Unlike other London museums that store hundreds of works off-site, the National Gallery keeps its entire collection in its Trafalgar Square building and tries to offer the maximum possible access. But in practice this had not been working. Only researchers could really get much out of the old, obscure Gallery A. You had to know what you were looking for, or at least have the knowedge to make some sense of the dim aisles.
Now, a two-year refurbishment has transformed a dowdy labyrinth with state-of-the-art lighting, subtle wall colouring and a clever choice of paintings. This new take on the museum's collection is a wonder. The pictures that go on permanent view here this week as part of the free displays will be unfamiliar to most people although they are all in the gallery's permanent collection, and the majority have been since the Victorian age.
Some are considered to be "studio" creations, in which a famous artist let his apprentices do most of the work – such as the beautiful Botticellis that fill a wall. Others are perhaps a bit clumsily restored or were never quite up the master's best, or are painted sketches or copies. Some are by artists who are just not famous any more, such as the intense, chaotic oils of the 19th-century painter Adolphe Monticelli. In his lifetime this artist of nature was acclaimed as a visionary. He was revered by Vincent van Gogh, who thought he was imitating Monticelli when he painted the Sunflowers. Monticelli's strange daubs can now be compared with the Van Goghs upstairs.

Here the also-rans get their place in the sun, or at least in a superbly lit downstairs space. Henri Fantin-Latour is forgotten compared with his friend Manet but his pink-tinged flower paintings are ravishing. It's fascinating to be able to contemplate the beach paintings of Eugene Boudin who met the teenage Monet and suggested he try painting landscapes instead of the caricatures he'd done to that point.
Not every artist here is a neglected one. Luca Giordano is one of the geniuses of the Baroque age and here you can see the painted designs for some of his most famous frescoes in Florence. A grand vista down the middle of the gallery leads from the brilliant Renaissance painter Luca Signorelli to the eerie fin-de-siècle classicist Puvis de Chavannes.

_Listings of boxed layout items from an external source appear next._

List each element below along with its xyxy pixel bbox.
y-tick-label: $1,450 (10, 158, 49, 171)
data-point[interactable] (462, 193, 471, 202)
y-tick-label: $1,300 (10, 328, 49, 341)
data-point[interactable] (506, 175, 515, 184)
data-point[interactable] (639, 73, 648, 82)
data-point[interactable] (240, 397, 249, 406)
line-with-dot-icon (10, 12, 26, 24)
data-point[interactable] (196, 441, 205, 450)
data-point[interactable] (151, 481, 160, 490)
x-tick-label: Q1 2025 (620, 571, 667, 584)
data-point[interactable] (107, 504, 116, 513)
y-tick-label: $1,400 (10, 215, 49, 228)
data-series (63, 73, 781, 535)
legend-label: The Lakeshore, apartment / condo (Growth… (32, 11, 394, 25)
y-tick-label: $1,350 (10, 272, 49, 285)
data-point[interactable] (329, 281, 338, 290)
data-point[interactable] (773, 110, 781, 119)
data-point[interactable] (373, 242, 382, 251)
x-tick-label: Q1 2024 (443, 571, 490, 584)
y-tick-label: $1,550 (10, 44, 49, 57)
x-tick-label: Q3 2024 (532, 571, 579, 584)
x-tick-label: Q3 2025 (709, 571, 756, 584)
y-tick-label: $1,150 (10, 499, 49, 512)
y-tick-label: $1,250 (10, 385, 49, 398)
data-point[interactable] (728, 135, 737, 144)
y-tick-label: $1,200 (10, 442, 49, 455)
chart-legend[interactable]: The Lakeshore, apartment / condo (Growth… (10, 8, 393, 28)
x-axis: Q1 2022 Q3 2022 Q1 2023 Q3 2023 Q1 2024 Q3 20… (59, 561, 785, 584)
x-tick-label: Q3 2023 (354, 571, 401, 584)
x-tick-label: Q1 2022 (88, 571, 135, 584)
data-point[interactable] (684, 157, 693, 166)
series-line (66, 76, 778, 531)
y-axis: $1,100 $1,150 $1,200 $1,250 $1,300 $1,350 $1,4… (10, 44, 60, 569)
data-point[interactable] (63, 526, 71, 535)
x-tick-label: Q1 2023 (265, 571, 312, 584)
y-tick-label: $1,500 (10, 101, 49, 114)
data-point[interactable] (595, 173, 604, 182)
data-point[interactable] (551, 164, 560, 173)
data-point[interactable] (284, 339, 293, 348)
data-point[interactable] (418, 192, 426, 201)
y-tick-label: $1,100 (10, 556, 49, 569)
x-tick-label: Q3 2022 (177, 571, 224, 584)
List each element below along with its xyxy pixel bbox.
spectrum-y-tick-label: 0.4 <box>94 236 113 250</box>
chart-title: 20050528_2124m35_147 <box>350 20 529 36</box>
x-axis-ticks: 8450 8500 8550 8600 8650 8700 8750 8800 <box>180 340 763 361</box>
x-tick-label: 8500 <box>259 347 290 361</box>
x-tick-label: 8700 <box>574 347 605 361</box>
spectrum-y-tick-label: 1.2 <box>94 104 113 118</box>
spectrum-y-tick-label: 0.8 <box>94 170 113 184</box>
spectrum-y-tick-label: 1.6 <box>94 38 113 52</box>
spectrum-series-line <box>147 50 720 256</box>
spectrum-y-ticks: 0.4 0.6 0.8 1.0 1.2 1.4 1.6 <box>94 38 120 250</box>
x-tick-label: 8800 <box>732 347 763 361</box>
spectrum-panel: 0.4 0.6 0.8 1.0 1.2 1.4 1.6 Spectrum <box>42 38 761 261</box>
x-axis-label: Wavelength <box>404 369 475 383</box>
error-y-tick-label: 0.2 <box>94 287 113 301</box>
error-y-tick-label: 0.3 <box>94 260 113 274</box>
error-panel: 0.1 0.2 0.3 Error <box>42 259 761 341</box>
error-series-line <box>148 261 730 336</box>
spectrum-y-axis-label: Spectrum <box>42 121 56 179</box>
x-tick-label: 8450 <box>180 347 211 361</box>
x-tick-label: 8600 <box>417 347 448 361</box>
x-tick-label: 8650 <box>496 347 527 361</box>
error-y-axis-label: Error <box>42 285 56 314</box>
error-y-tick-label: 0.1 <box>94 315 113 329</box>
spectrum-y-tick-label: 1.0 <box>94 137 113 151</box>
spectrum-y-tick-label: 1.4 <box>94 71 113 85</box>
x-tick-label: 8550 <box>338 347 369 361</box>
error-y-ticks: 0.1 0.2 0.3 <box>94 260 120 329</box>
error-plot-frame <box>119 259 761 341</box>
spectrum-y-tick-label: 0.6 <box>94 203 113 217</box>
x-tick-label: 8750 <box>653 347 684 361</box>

It is a place to wander, discover and learn. The entire time span of the National Gallery, from the middle ages to the dawn of the avant garde in France, is covered in one big room where you can flit from a Dutch still life to a sensual scene of nymphs and shepherds to Jozef Israëls' moving 1861 scene of death and mourning, Fishermen Carrying a Drowned Man.
Gallery A is open from this week all day on Wednesdays, and on the first Sunday of every month. If it's popular those hours may be extended. It deserves to be crowded, though hopefully not so much that it loses its magic sense of discovery. It's not every day you find a new museum hidden at the heart of one of London's best-loved galleries.
• This article was amended on 11 June 2014 because the original said Gallery A was open on Sundays. It is open on the first Sunday of every month.